Since when is animal cruelty "heart-warming"?!
This movie is disgusting, plain and simple. It's about a bunch of idiotic and cowardly humans who deserved every hardship they got. Peck's character is bitten by a snake so shoots a deer and orders his son to mutilate the body in the name of psuedoscience to "save" him. Afterward, the boy begs to take in the murdered deer's fawn. It grows up and does normal animal (and human) things ... like eating. This is deemed "threatening" and "misbehaving" because the animal is interfering with humans lives (not at all like the way its mother did when the humans disemboweled it! Hypocrites.) These kinds of people blame deers, bears, dogs, raccoons, the weather, god, everything but themselves for their own problems but take all the credit for things when they work out. (Obviously they never heard of a little thing called Karma.) The theme: Humans reign supreme but when helpless before natures they destroy it (when they aren't busy destroying each other, that is).

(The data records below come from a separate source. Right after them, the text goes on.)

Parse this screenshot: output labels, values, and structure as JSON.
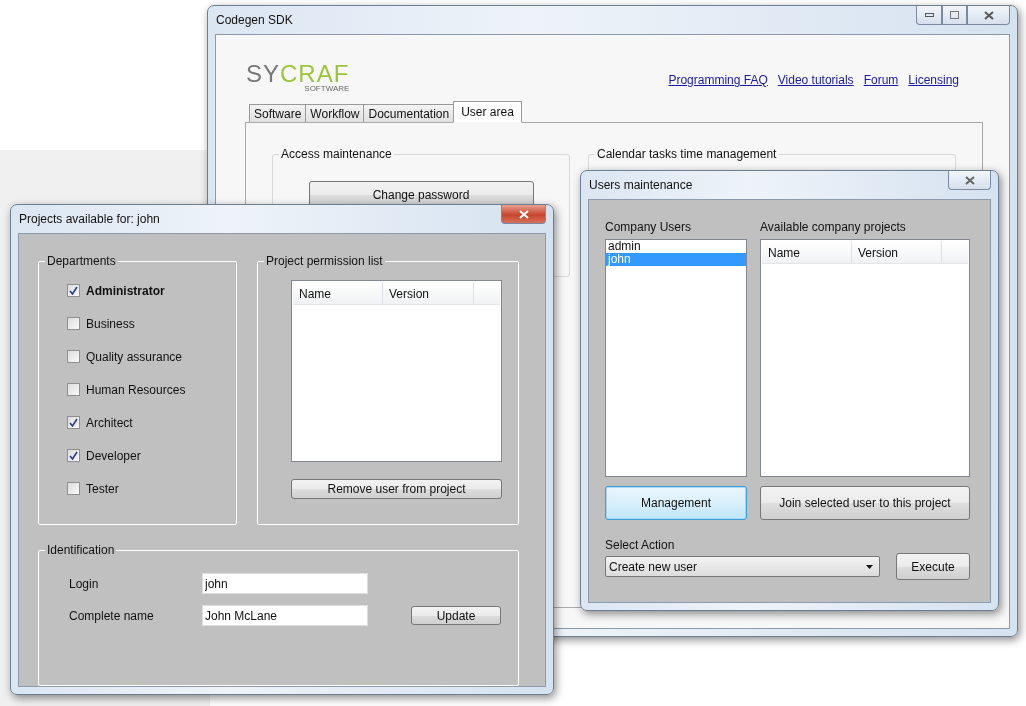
{
  "main_window": {
    "title": "Codegen SDK",
    "logo": {
      "part_1": "SY",
      "part_2": "CRAF",
      "tagline": "SOFTWARE"
    },
    "links": [
      "Programming FAQ",
      "Video tutorials",
      "Forum",
      "Licensing"
    ],
    "tabs": [
      {
        "label": "Software",
        "selected": false
      },
      {
        "label": "Workflow",
        "selected": false
      },
      {
        "label": "Documentation",
        "selected": false
      },
      {
        "label": "User area",
        "selected": true
      }
    ],
    "access_group": {
      "title": "Access maintenance",
      "button": "Change password"
    },
    "calendar_group": {
      "title": "Calendar tasks time management"
    }
  },
  "users_window": {
    "title": "Users maintenance",
    "users_label": "Company Users",
    "users": [
      {
        "name": "admin",
        "selected": false
      },
      {
        "name": "john",
        "selected": true
      }
    ],
    "projects_label": "Available company projects",
    "columns": [
      "Name",
      "Version"
    ],
    "buttons": [
      {
        "label": "Management",
        "focused": true
      },
      {
        "label": "Join selected user to this project",
        "focused": false
      }
    ],
    "action_label": "Select Action",
    "action_value": "Create new user",
    "execute": "Execute"
  },
  "projects_window": {
    "title": "Projects available for: john",
    "departments": {
      "title": "Departments",
      "items": [
        {
          "label": "Administrator",
          "checked": true,
          "bold": true
        },
        {
          "label": "Business",
          "checked": false,
          "bold": false
        },
        {
          "label": "Quality assurance",
          "checked": false,
          "bold": false
        },
        {
          "label": "Human Resources",
          "checked": false,
          "bold": false
        },
        {
          "label": "Architect",
          "checked": true,
          "bold": false
        },
        {
          "label": "Developer",
          "checked": true,
          "bold": false
        },
        {
          "label": "Tester",
          "checked": false,
          "bold": false
        }
      ]
    },
    "permissions": {
      "title": "Project permission list",
      "columns": [
        "Name",
        "Version"
      ],
      "button": "Remove user from project"
    },
    "identification": {
      "title": "Identification",
      "fields": [
        {
          "label": "Login",
          "value": "john"
        },
        {
          "label": "Complete name",
          "value": "John McLane"
        }
      ],
      "button": "Update"
    }
  }
}
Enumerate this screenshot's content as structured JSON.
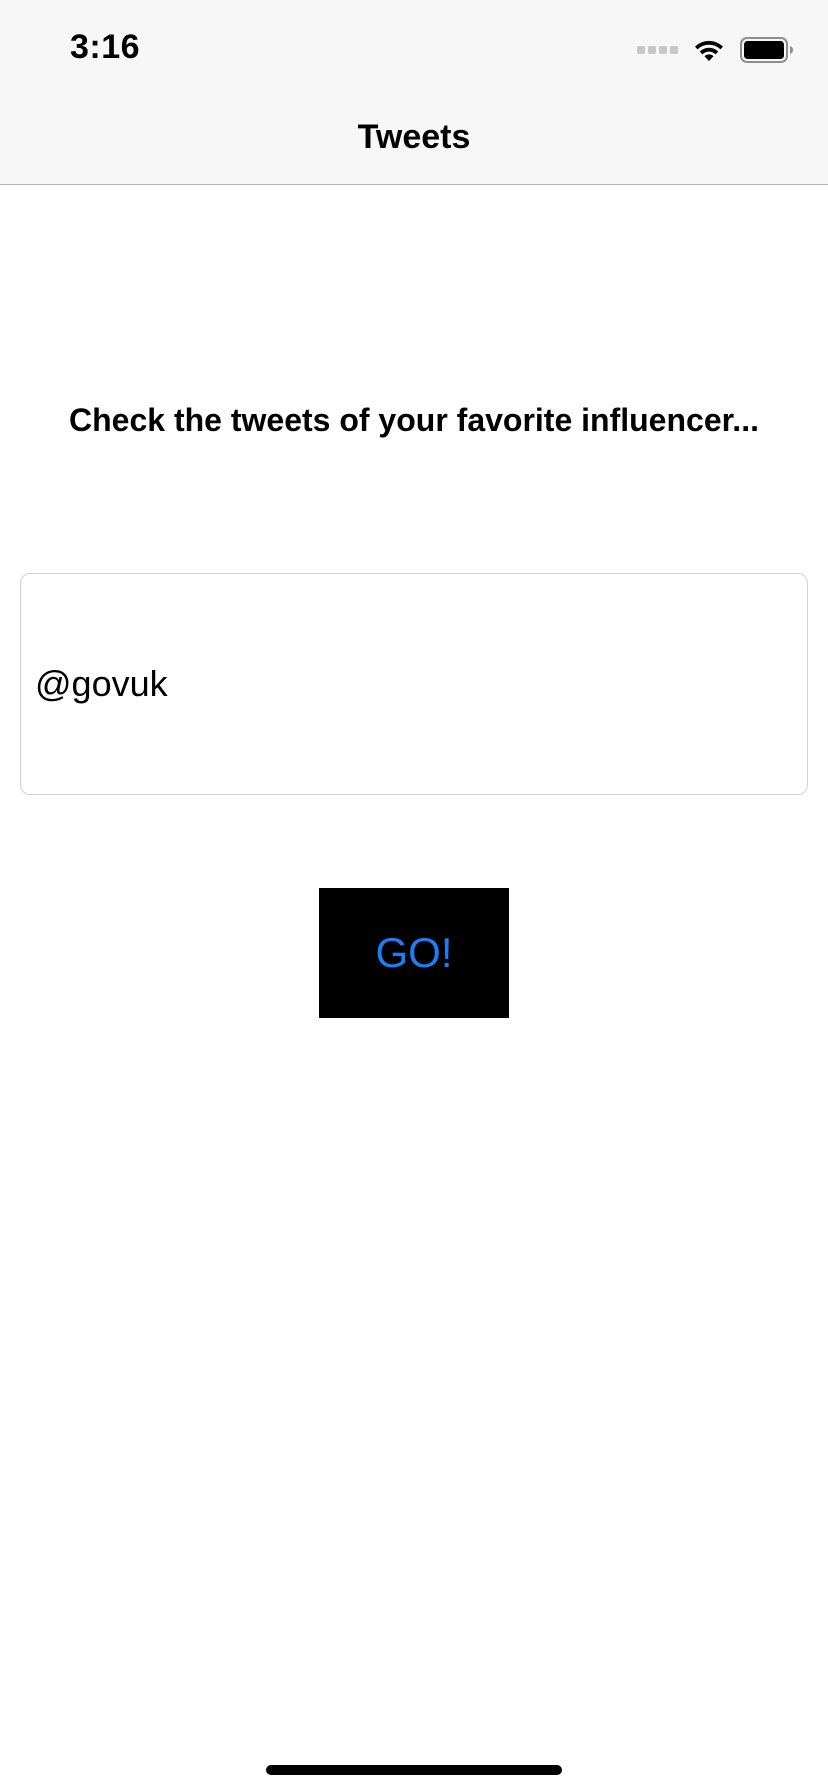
{
  "status_bar": {
    "time": "3:16",
    "icons": [
      "cellular-signal-icon",
      "wifi-icon",
      "battery-icon"
    ]
  },
  "nav": {
    "title": "Tweets"
  },
  "main": {
    "headline": "Check the tweets of your favorite influencer...",
    "handle_input_value": "@govuk",
    "go_button_label": "GO!"
  },
  "colors": {
    "nav_background": "#f7f7f7",
    "button_background": "#000000",
    "button_text": "#1a7ef5"
  }
}
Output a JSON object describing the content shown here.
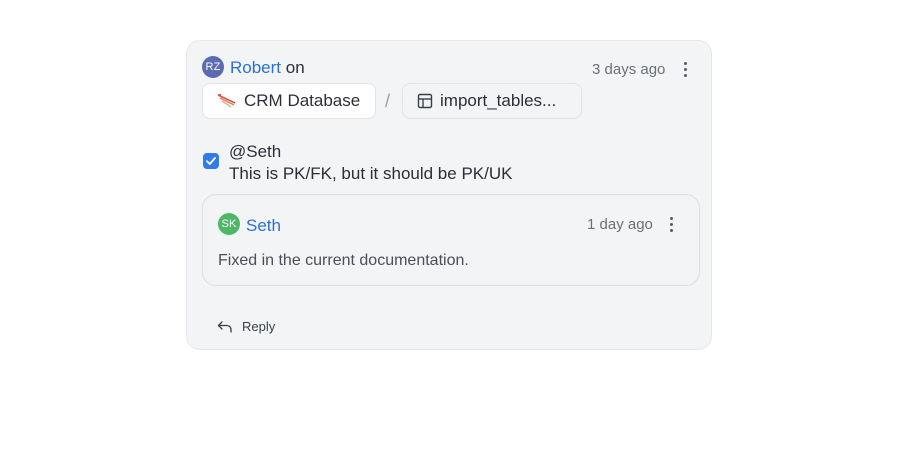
{
  "comment": {
    "author_initials": "RZ",
    "author_name": "Robert",
    "on_text": "on",
    "time": "3 days ago",
    "database_chip": "CRM Database",
    "separator": "/",
    "table_chip": "import_tables...",
    "checked": true,
    "mention": "@Seth",
    "message": "This is PK/FK, but it should be PK/UK"
  },
  "reply": {
    "author_initials": "SK",
    "author_name": "Seth",
    "time": "1 day ago",
    "message": "Fixed in the current documentation."
  },
  "actions": {
    "reply_label": "Reply"
  },
  "colors": {
    "link": "#2a6fd6",
    "avatar_rz": "#5a6bb4",
    "avatar_sk": "#4fb867",
    "checkbox": "#2f7be8",
    "card_bg": "#f3f4f6"
  },
  "icons": {
    "database": "oracle-db-icon",
    "table": "table-icon",
    "more": "more-vertical-icon",
    "reply": "reply-arrow-icon",
    "check": "check-icon"
  }
}
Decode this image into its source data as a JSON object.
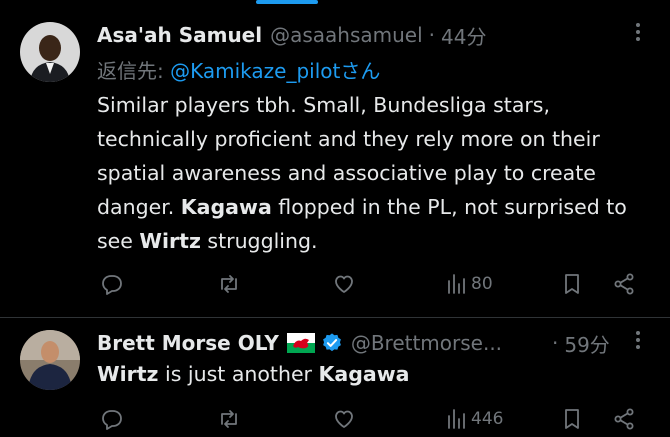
{
  "posts": [
    {
      "display_name": "Asa'ah Samuel",
      "handle": "@asaahsamuel",
      "separator": "·",
      "time": "44分",
      "reply_prefix": "返信先: ",
      "reply_to": "@Kamikaze_pilot",
      "reply_suffix": "さん",
      "body": {
        "t1": "Similar players tbh. Small, Bundesliga stars, technically proficient and they rely more on their spatial awareness and associative play to create danger. ",
        "b1": "Kagawa",
        "t2": " flopped in the PL, not surprised to see ",
        "b2": "Wirtz",
        "t3": " struggling."
      },
      "views": "80"
    },
    {
      "display_name": "Brett Morse OLY",
      "handle": "@Brettmorse...",
      "separator": "·",
      "time": "59分",
      "body": {
        "b1": "Wirtz",
        "t1": " is just another ",
        "b2": "Kagawa"
      },
      "views": "446"
    }
  ],
  "colors": {
    "background": "#000000",
    "text": "#e7e9ea",
    "muted": "#71767b",
    "accent": "#1d9bf0",
    "divider": "#2f3336"
  },
  "icons": [
    "more-icon",
    "reply-icon",
    "repost-icon",
    "like-icon",
    "views-icon",
    "bookmark-icon",
    "share-icon",
    "wales-flag-icon",
    "verified-icon"
  ]
}
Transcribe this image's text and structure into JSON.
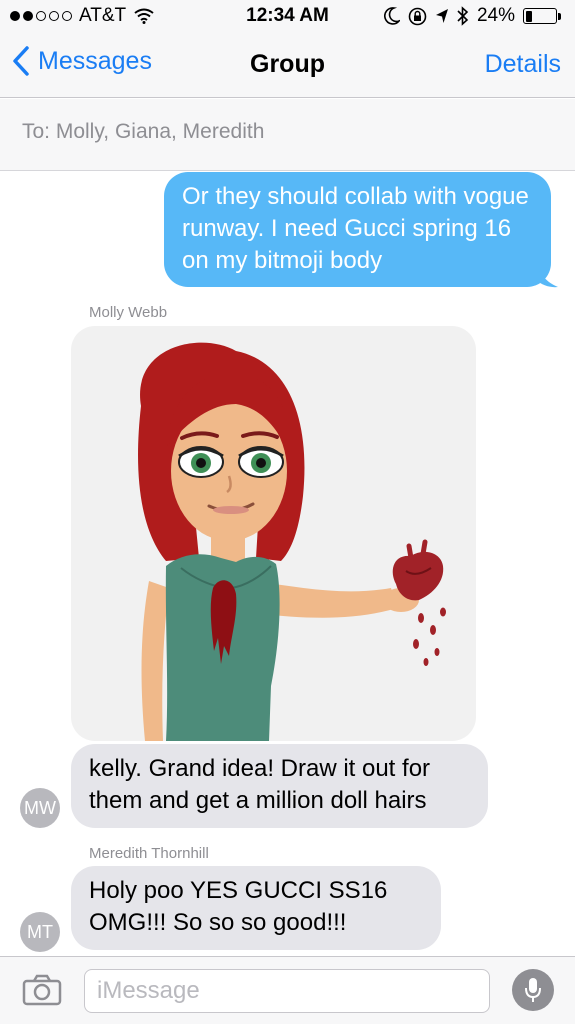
{
  "status_bar": {
    "carrier": "AT&T",
    "time": "12:34 AM",
    "battery_percent": "24%",
    "battery_level": 0.24,
    "icons": [
      "signal-dots-icon",
      "wifi-icon",
      "moon-icon",
      "rotation-lock-icon",
      "location-arrow-icon",
      "bluetooth-icon",
      "battery-icon"
    ]
  },
  "nav": {
    "back_label": "Messages",
    "title": "Group",
    "details_label": "Details"
  },
  "recipients": {
    "text": "To: Molly, Giana, Meredith"
  },
  "messages": [
    {
      "type": "outgoing",
      "text": "Or they should collab with vogue runway. I need Gucci spring 16 on my bitmoji body"
    },
    {
      "type": "incoming",
      "sender": "Molly Webb",
      "image": "bitmoji-heart-sticker"
    },
    {
      "type": "incoming",
      "initials": "MW",
      "text": "kelly. Grand idea! Draw it out for them and get a million doll hairs"
    },
    {
      "type": "incoming",
      "sender": "Meredith Thornhill",
      "initials": "MT",
      "text": "Holy poo YES GUCCI SS16 OMG!!! So so so good!!!"
    }
  ],
  "input": {
    "placeholder": "iMessage"
  },
  "colors": {
    "accent": "#1a7df4",
    "outgoing_bubble": "#57b8f7",
    "incoming_bubble": "#e5e5ea",
    "bar_background": "#f7f7f8"
  }
}
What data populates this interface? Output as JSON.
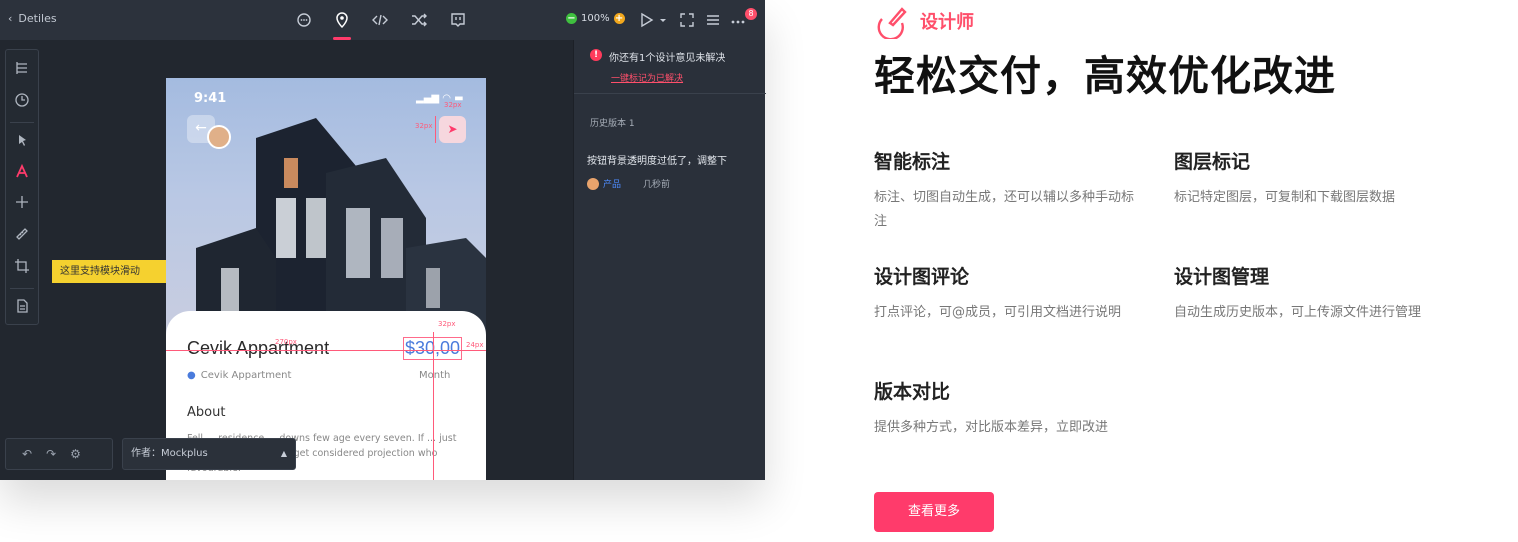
{
  "app": {
    "back_label": "Detiles",
    "zoom": "100%",
    "notification_count": "8",
    "tooltip": "这里支持模块滑动",
    "author": "作者：Mockplus",
    "colors": {
      "accent": "#ff3b6b",
      "bg": "#22272f"
    }
  },
  "phone": {
    "time": "9:41",
    "title": "Cevik Appartment",
    "price": "$30,00",
    "location": "Cevik Appartment",
    "price_unit": "Month",
    "about_heading": "About",
    "description": "Fell ... residence ... downs few age every seven. If ... just shew. Discovered had get considered projection who favourable.",
    "measures": {
      "a": "32px",
      "b": "32px",
      "c": "270px",
      "d": "32px",
      "e": "24px"
    }
  },
  "panel": {
    "warning": "你还有1个设计意见未解决",
    "resolve_link": "一键标记为已解决",
    "history": "历史版本 1",
    "comment": "按钮背景透明度过低了，调整下",
    "comment_author": "产品",
    "comment_time": "几秒前"
  },
  "info": {
    "role": "设计师",
    "headline": "轻松交付，高效优化改进",
    "features": [
      {
        "title": "智能标注",
        "desc": "标注、切图自动生成，还可以辅以多种手动标注"
      },
      {
        "title": "图层标记",
        "desc": "标记特定图层，可复制和下载图层数据"
      },
      {
        "title": "设计图评论",
        "desc": "打点评论，可@成员，可引用文档进行说明"
      },
      {
        "title": "设计图管理",
        "desc": "自动生成历史版本，可上传源文件进行管理"
      },
      {
        "title": "版本对比",
        "desc": "提供多种方式，对比版本差异，立即改进"
      }
    ],
    "more_button": "查看更多"
  }
}
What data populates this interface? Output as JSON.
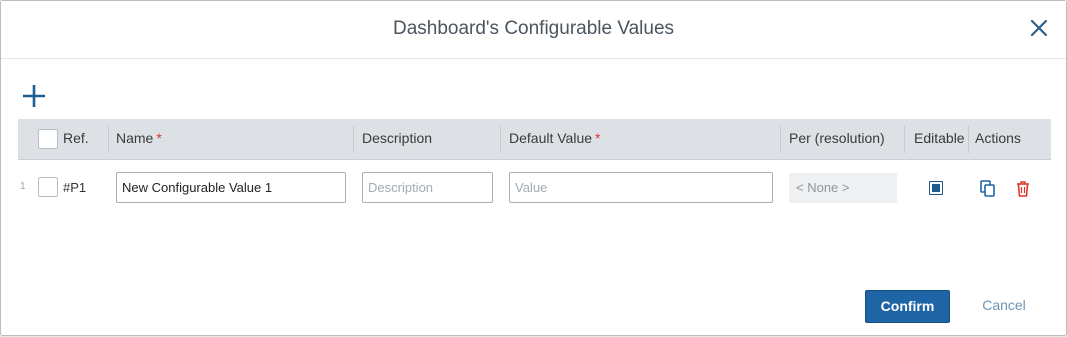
{
  "dialog": {
    "title": "Dashboard's Configurable Values",
    "close_icon": "close-icon",
    "add_icon": "plus-icon"
  },
  "table": {
    "columns": {
      "ref": "Ref.",
      "name": "Name",
      "description": "Description",
      "default_value": "Default Value",
      "per": "Per (resolution)",
      "editable": "Editable",
      "actions": "Actions"
    },
    "required_marker": "*",
    "rows": [
      {
        "index": "1",
        "ref": "#P1",
        "name_value": "New Configurable Value 1",
        "description_placeholder": "Description",
        "value_placeholder": "Value",
        "per": "< None >",
        "editable": true,
        "actions": [
          "copy-icon",
          "trash-icon"
        ]
      }
    ]
  },
  "footer": {
    "confirm_label": "Confirm",
    "cancel_label": "Cancel"
  },
  "colors": {
    "accent": "#1f65a6",
    "required": "#d9382f",
    "delete": "#d9382f"
  }
}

Also, good, caring children must have their minds and souls drummed out of them in order to become cold, heartless adults. Beyond the horrors of this story, the film also has bad acting and fake "outdoor" sets. Peck usually picks crappy movies for his resume, but Wyman must have been temporarily insane to want to take on such a hateful and unsympathetic role as this.
A personal favorite
I first saw this movie when I was 12. Since then, and over the course of 4 decades, I've probably seen it another 5 or 6 times. The personalities, the locale, and that period of time are nicely woven around every human trait and emotion that surfaces in this brilliant survivor story anchored by Peck's never-say-die sense of hope.
- Jarrod McDonald
1. It's a deeply moving story, and Wyman is probably the best among the cast. 2. I didn't like the editing...it seemed as if Clarence Brown was afraid to let the shots of the land and animals play out...he was often in a hurry to cut back or dissolve back to the human actors. 3. I don't think Technicolor adds to this film; it would've been just as effective in black and white. 4. Jarman overacts, and I think they should've reigned him in a bit more. 5. Peck seems to play his poverty-stricken character almost for laughs, and I think there should've been more integrity in the portrayal...it should not be a caricature or cartoon character.
Brilliant For the Genre
There is a most tender brilliance at the core of what can be a heart wrenching movie. The fawn Flag serves as an allegory for the boy Jody, balancing uneasily on the brink of adolescence and possessed of a tenderness and vulnerability we can all recognize in memories of ourselves at that point in life.Jody is the Yearling. It also serves an interesting and somewhat realistic look at the reality of life during that time in our country's history. The interwoven themes of historical hardships, familial love and relationships all provide depth while the location shooting in southern Florida provides a great look at the wilderness of that area at the time of filming. The second unit shots of the deer are amazing. Highly recommend. ANd if you're feeling sentimental, don't forget the tissues.
Not Brillent, but Great.
I have watched this movie today!!!The yearling makes me think about I want a Deer so much. I would really enjoy this movie well.